Francine Ruel est de passage dans la région afin de rencontrer les lecteurs à la bibliothèque de Roberval, jeudi, à 17h. L’auteure traitera de son dernier écrit, Anna et l’enfant-vieillard, un roman qui raconte l’histoire d’un fils itinérant et l’impuissance d’une mère.

L’impuissance apaisée de Francine Ruel

À la fin du mois de septembre dernier, Francine Ruel était de passage au Salon du livre du Saguenay–Lac-Saint-Jean. Son plus récent livre, Anna et l’enfant-vieillard, était sur les tablettes depuis quelques jours seulement. Rares étaient alors les personnes qui connaissaient l’histoire de son fils qui vit dans la rue. En livrant son histoire, elle espérait atteindre son garçon. Quatre mois plus tard, ce dernier n’a toujours pas lu l’écrit, mais plusieurs milliers de lecteurs l’ont fait et ont été touchés par son histoire.

L’auteure, mais surtout la mère qui est assise devant la journaliste, est quelque peu différente quatre mois après une première rencontre. La peine est toujours visible lorsqu’il est question de son garçon, mais Francine Ruel semble plus légère. Une petite lueur s’est rallumée au fond de son regard bleu.

Anna et l’enfant-vieillard a été écrit dans le but avoué de rejoindre son enfant. Un fils pour qui le bonheur semble impossible à atteindre. L’auteure espérait lui rappeler l’enfant merveilleux qu’il était.

Après six mois de silence, Francine Ruel a revu son fils, juste avant Noël. Elle a pu remettre le livre à celui qui est maintenant un homme dans la quarantaine. Mais il ne l’a pas lu.

« Je pense qu’il n’en est pas capable. J’ai un fils plus lent.
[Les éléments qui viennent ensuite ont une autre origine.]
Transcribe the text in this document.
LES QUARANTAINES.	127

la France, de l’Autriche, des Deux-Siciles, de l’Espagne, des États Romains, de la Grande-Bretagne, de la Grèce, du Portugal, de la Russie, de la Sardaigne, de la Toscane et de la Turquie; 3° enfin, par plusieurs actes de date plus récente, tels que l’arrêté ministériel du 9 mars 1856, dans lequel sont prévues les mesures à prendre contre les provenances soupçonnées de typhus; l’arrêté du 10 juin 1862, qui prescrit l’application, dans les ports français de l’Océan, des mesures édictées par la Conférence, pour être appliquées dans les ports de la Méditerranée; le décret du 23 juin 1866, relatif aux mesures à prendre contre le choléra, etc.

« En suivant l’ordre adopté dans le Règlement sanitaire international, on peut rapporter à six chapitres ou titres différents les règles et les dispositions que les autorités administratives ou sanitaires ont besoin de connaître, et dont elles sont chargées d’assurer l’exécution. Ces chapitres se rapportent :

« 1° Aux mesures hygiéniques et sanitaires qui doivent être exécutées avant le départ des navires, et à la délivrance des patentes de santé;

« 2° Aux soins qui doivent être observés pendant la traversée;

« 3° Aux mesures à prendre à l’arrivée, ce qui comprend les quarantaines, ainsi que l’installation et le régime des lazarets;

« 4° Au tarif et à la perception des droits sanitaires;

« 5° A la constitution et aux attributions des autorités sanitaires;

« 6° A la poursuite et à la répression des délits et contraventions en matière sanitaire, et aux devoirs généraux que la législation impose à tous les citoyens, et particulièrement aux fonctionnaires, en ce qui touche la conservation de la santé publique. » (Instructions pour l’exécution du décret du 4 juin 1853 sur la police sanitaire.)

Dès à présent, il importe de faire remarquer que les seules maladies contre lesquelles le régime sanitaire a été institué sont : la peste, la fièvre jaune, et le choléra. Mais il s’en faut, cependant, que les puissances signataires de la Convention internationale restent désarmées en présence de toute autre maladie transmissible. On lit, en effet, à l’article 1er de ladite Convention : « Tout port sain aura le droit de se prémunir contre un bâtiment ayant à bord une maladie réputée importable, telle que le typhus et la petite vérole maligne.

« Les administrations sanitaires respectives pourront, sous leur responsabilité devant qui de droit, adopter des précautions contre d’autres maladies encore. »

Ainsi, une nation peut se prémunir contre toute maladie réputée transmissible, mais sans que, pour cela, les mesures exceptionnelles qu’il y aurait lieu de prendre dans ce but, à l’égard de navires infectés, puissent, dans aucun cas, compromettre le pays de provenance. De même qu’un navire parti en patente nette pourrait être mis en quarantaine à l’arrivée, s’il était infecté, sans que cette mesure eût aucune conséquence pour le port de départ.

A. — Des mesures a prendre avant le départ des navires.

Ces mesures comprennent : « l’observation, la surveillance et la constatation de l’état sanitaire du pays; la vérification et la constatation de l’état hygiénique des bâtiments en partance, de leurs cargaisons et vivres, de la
Il faut apprendre à respecter son rythme », affirme-t-elle.

Le roman a tout de même apaisé quelque peu la douleur de la mère et surtout, son sentiment d’impuissance.

« Maintenant, je ne suis plus toute seule. On est énormément de parents à vivre ça. Le chagrin ne partira pas. La peine est toujours là. Mais le livre a permis d’apaiser des choses. »

Le livre a atteint nombre de personnes. « On pensait que ça pouvait toucher, mais comme ça, c’est formidable. »

Il a aussi permis de parler d’itinérance et des ravages de la drogue.

Francine Ruel est une femme d’action, de solutions. Avec son roman, elle a l’impression de faire quelque chose. « Il faut en parler. C’est ce que je fais. J’ai ouvert la porte. »

Dans son livre, elle raconte l’enfance de son garçon, puis l’accident qui a changé sa vie. À 18 ans, il a été victime d’un tireur, tout à fait gratuitement, alors qu’il se trouvait avec sa copine à Montréal. Il porte encore les marques des nombreux projectiles qui ont atteint son corps.

« Ce grave accident l’a jeté à terre et il n’a pas été capable de s’en sortir. Des enfants naissent avec des ressorts sous les talons pour rebondir. Pour d’autres, les ressorts poussent plus tard et pour d’autres encore, ça n’arrive jamais. Je suis obligé d’apprendre à vivre avec ça. »

Depuis la sortie de l’écrit, les témoignages abondent. Ceux reçus au Saguenay–Lac-Saint-Jean habitent encore l’auteure. « Ce sont les premiers témoignages que j’ai reçus. Je me souviens de cette mère dont le fils s’est enlevé la vie. Et de cette femme à qui la fille ne parlait plus depuis quatre ans et qui devait se rendre au parc pour voir ses petits-enfants », raconte-t-elle encore émue.

Anna et l’enfant-vieillard a valu son lot de surprises à son auteure. Avant les Fêtes, il s’était déjà écoulé à plus de 56 000 copies. Un succès comme il s’en fait peu au Québec. L’histoire romancée de Francine Ruel trône parmi les titres les plus vendus au Québec.

Rapidement, une boîte de production a approché l’auteure pour en acheter les droits. « On ne sait pas encore s’il y aura une série ou un film », souligne-t-elle. Une chose est certaine: celle qui a déjà écrit des scénarios pour la télévision et le cinéma s’impliquera dans le processus.

Ainsi, elle continuera d’avancer. « Je ne suis pas du genre à abdiquer. Je prends les choses en main, mais je ne peux rien faire si mon fils ne veut pas. Je lui ai dit qu’en 2020, je souhaite seulement qu’il ait une place où il sera en sécurité avec un minimum de confort. »

L’auteure assure qu’elle n’a plus d’attentes. Ça évite les déceptions, sans anéantir l’espoir. « Il est sur le bord de changer, je crois... »

Francine Ruel participera à une rencontre d’auteure jeudi, à 17 h, à la bibliothèque de Roberval. Une séance de dédicace est prévue à compter de 18 h.